All input features required must be available for the model to compute the predictions. Input features can be passed with a request, or retrieved from a Feature Store (those features can be computed in a batch or streaming fashion, depending on your needs), or both.
On-demand synchronous serving can be used for fraud detection, more complex recommendations, and many other use cases.
Databricks Model Serving can be very useful here. Model features (batch or real-time) are stored in a Feature Table. An Online table (read-only copy of the Feature Table designed for low latency) and a mlflow model are used behind the Model Serving endpoint. We will write about it in detail in the follow-up articles.
When there is no feature lookup required at the moment of request, and all features are available as part of the request, architecture is simpler. We just need a model in the model registry behind a Model Serving endpoint. Check out our previous articles on the topic: part 1, part 2.

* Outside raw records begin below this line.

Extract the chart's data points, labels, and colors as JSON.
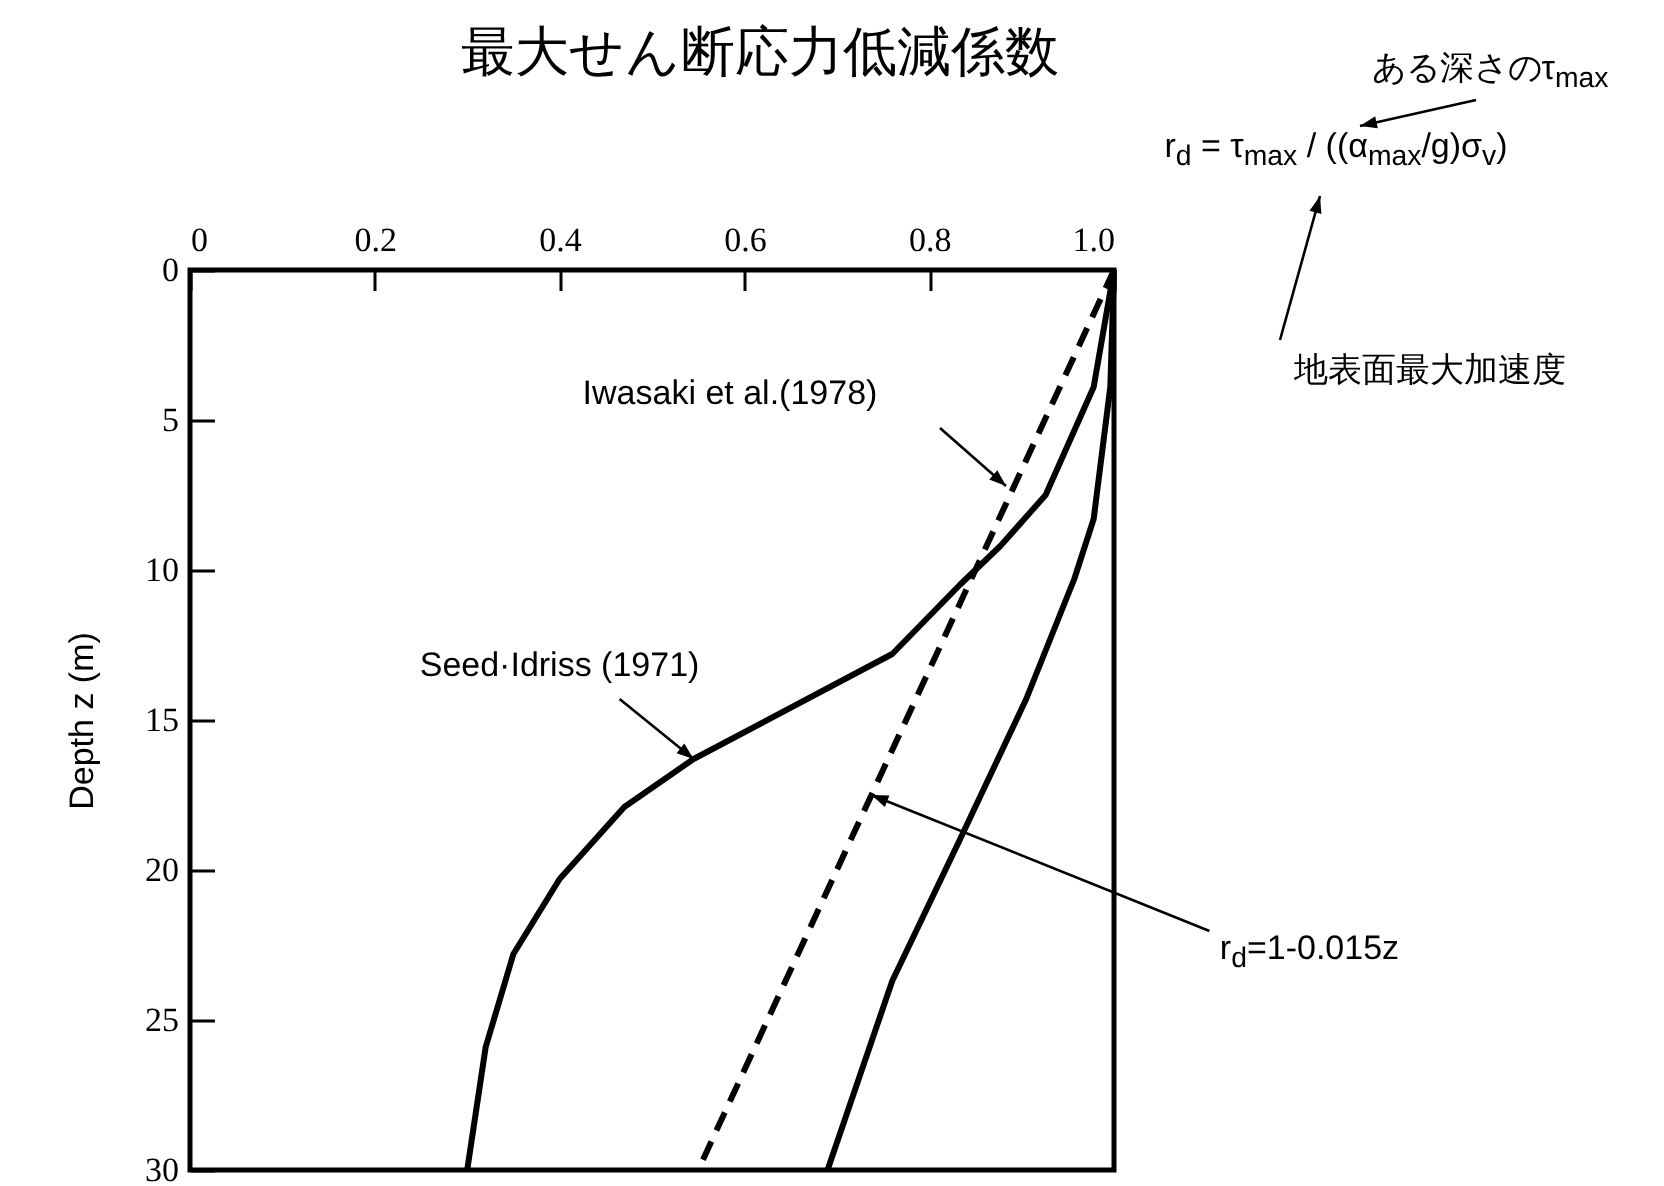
{
  "chart_data": {
    "type": "line",
    "title": "最大せん断応力低減係数",
    "ylabel": "Depth z (m)",
    "xlim": [
      0,
      1
    ],
    "xticks": [
      0,
      0.2,
      0.4,
      0.6,
      0.8,
      {
        "value": 1,
        "label": "1.0"
      }
    ],
    "ylim": [
      30,
      0
    ],
    "yticks": [
      0,
      5,
      10,
      15,
      20,
      25,
      30
    ],
    "grid": false,
    "marker": "none",
    "series": [
      {
        "color": "#000000",
        "line_style": "solid",
        "x": [
          1.0,
          0.978,
          0.926,
          0.877,
          0.833,
          0.76,
          0.545,
          0.47,
          0.4,
          0.35,
          0.32,
          0.3
        ],
        "values": [
          0,
          3.9,
          7.5,
          9.2,
          10.5,
          12.8,
          16.3,
          17.9,
          20.3,
          22.8,
          25.9,
          30
        ]
      },
      {
        "color": "#000000",
        "line_style": "solid",
        "x": [
          1.0,
          0.996,
          0.978,
          0.957,
          0.905,
          0.833,
          0.76,
          0.69
        ],
        "values": [
          0,
          3.9,
          8.3,
          10.3,
          14.3,
          19,
          23.7,
          30
        ]
      },
      {
        "color": "#000000",
        "line_style": "dashed",
        "x": [
          1.0,
          0.55
        ],
        "values": [
          0,
          30
        ]
      }
    ],
    "annotations": [
      "r$_{d}$ = τ$_{max}$ / ((α$_{max}$/g)σ$_{v}$)",
      "ある深さのτ$_{max}$",
      "地表面最大加速度",
      "Iwasaki et al.(1978)",
      {
        "text": "Seed·Idriss (1971)",
        "x": 0.545,
        "y": 16.3
      },
      {
        "text": "r$_{d}$=1-0.015z",
        "x": 0.7375,
        "y": 17.5
      }
    ]
  }
}
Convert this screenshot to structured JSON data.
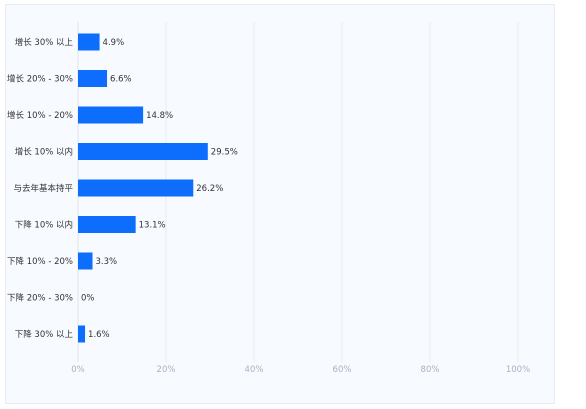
{
  "chart_data": {
    "type": "bar",
    "orientation": "horizontal",
    "categories": [
      "增长 30% 以上",
      "增长 20% - 30%",
      "增长 10% - 20%",
      "增长 10% 以内",
      "与去年基本持平",
      "下降 10% 以内",
      "下降 10% - 20%",
      "下降 20% - 30%",
      "下降 30% 以上"
    ],
    "values": [
      4.9,
      6.6,
      14.8,
      29.5,
      26.2,
      13.1,
      3.3,
      0,
      1.6
    ],
    "value_labels": [
      "4.9%",
      "6.6%",
      "14.8%",
      "29.5%",
      "26.2%",
      "13.1%",
      "3.3%",
      "0%",
      "1.6%"
    ],
    "xlim": [
      0,
      100
    ],
    "x_ticks": [
      0,
      20,
      40,
      60,
      80,
      100
    ],
    "x_tick_labels": [
      "0%",
      "20%",
      "40%",
      "60%",
      "80%",
      "100%"
    ],
    "bar_color": "#0d6efd",
    "grid": "vertical",
    "title": "",
    "xlabel": "",
    "ylabel": ""
  }
}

On-demand asynchronous tasks
On-demand asynchronous tasks can be very useful when a user needs to trigger a long-running task (that takes from several minutes to hours) and retrieve the results of the task later. Important to note that the task requires users' input to run, otherwise we could have just scheduled the whole process.
I have seen several use cases that require this architecture in my career. It was mainly related to optimization tasks: calculating the optimal route based on the location and calculating the optimal shelf layout in the store based on the shelf length and product.

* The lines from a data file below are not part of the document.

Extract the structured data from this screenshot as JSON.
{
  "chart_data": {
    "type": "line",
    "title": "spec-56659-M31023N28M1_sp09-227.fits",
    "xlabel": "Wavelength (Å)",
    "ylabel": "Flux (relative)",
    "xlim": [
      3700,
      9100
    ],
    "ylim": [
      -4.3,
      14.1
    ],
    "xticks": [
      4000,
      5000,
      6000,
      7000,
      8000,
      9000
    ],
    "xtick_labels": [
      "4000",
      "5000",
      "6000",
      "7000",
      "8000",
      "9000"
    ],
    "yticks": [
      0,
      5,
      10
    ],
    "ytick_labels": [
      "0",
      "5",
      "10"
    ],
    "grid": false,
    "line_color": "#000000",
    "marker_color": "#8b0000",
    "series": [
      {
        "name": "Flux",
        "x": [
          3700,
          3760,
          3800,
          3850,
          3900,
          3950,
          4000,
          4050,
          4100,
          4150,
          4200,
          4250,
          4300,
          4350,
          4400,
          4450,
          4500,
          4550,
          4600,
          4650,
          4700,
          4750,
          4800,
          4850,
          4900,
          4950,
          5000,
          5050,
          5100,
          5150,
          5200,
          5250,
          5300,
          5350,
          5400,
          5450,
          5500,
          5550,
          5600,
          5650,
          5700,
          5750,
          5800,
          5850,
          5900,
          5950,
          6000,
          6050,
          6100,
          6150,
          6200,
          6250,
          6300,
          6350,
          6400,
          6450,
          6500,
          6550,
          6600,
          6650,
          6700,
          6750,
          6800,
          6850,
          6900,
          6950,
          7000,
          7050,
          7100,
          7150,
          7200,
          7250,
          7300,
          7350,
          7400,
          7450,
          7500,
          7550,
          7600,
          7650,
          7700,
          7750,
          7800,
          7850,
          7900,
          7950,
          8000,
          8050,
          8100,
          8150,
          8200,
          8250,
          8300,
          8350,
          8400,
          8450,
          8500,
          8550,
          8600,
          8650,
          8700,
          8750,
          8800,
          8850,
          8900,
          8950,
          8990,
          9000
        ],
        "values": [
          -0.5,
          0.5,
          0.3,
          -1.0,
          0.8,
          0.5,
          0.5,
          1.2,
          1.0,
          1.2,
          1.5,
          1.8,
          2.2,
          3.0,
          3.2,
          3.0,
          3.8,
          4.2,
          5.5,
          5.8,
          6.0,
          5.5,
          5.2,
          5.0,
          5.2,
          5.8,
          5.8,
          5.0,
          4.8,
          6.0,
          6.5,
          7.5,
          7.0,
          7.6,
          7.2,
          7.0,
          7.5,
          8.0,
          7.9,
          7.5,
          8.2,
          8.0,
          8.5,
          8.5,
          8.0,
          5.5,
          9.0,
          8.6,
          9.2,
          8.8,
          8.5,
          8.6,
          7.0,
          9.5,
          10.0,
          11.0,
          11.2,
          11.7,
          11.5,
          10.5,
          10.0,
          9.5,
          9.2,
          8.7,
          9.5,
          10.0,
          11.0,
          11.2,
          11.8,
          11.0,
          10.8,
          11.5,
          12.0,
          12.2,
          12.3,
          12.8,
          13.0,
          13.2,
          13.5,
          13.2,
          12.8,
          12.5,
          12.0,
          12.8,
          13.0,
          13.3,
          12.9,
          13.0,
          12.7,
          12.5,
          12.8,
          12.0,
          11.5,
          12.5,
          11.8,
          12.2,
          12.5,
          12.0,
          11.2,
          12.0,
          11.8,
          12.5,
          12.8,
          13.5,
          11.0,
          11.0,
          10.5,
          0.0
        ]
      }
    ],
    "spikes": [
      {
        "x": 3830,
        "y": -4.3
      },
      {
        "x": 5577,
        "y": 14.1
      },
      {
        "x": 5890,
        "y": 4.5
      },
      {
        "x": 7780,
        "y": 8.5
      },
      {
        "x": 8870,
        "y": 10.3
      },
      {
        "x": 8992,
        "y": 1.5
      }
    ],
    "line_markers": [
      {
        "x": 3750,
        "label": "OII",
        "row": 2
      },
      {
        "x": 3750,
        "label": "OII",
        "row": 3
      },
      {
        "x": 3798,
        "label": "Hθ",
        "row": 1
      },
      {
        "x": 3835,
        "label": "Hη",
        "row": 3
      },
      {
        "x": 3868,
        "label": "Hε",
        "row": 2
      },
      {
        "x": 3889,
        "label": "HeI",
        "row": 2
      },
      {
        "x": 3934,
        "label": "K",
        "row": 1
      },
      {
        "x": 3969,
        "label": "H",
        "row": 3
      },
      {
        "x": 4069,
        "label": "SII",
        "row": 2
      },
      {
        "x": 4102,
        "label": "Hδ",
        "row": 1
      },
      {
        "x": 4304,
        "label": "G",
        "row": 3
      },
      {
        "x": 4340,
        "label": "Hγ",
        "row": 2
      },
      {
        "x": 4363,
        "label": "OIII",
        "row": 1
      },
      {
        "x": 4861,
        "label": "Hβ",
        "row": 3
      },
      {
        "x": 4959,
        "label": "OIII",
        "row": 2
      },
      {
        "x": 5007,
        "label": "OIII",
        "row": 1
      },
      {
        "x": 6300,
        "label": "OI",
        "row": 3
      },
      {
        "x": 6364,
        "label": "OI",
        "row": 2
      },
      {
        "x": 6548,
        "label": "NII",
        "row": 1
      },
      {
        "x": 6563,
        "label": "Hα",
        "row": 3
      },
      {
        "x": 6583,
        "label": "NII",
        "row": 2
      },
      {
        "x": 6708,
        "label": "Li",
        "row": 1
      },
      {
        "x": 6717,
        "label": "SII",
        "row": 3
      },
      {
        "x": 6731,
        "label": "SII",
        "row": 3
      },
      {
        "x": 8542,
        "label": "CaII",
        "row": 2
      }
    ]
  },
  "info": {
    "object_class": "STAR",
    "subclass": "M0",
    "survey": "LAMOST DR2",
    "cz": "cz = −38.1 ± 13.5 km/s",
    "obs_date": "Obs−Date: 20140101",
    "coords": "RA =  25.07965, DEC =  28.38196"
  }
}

Business users can pass parameters via a dashboard, and then view it later when calculation is done.
This can be achieved using Celery and FastAPI. See, for example, this article: with Celery and FastAPI, see, for example, this article: https://testdriven.io/blog/fastapi-and-celery/.
With Databricks, we can significantly simplify the setup.
The client simply calls Databricks job API to trigger the job run and passes Python parameters to the Databricks job. Databricks run_id is also passed as a Python parameter {{job.run_id}}. See more information on parameter value references here: https://docs.databricks.com/en/workflows/jobs/parameter-value-references.html
Parameters provided by the client, along with the model from the model registry, are used to generate recommendations. These recommendations are stored in the Feature Table, where run_id is the primary key.
An Online table (read-only copy of the Feature Table designed for low latency) and FeatureSpec (user-defined set of features and functions) are used behind the Feature Serving endpoint.
The clients can now retrieve predictions by calling the Feature Serving endpoint and providing run_id (which the client gets as the response when The Databricks job API is called).
Conclusions & follow-up
Databricks now supports a wide range of machine learning model deployment architectures. Even though they come with some limitations (for example, you have limited influence on the payload structure), it significantly simplifies the deployment.
In the follow-up articles, we will deep dive into the on-demand synchronous serving use case with batch/real-time features, and explore the deployment of LLM applications with Databricks.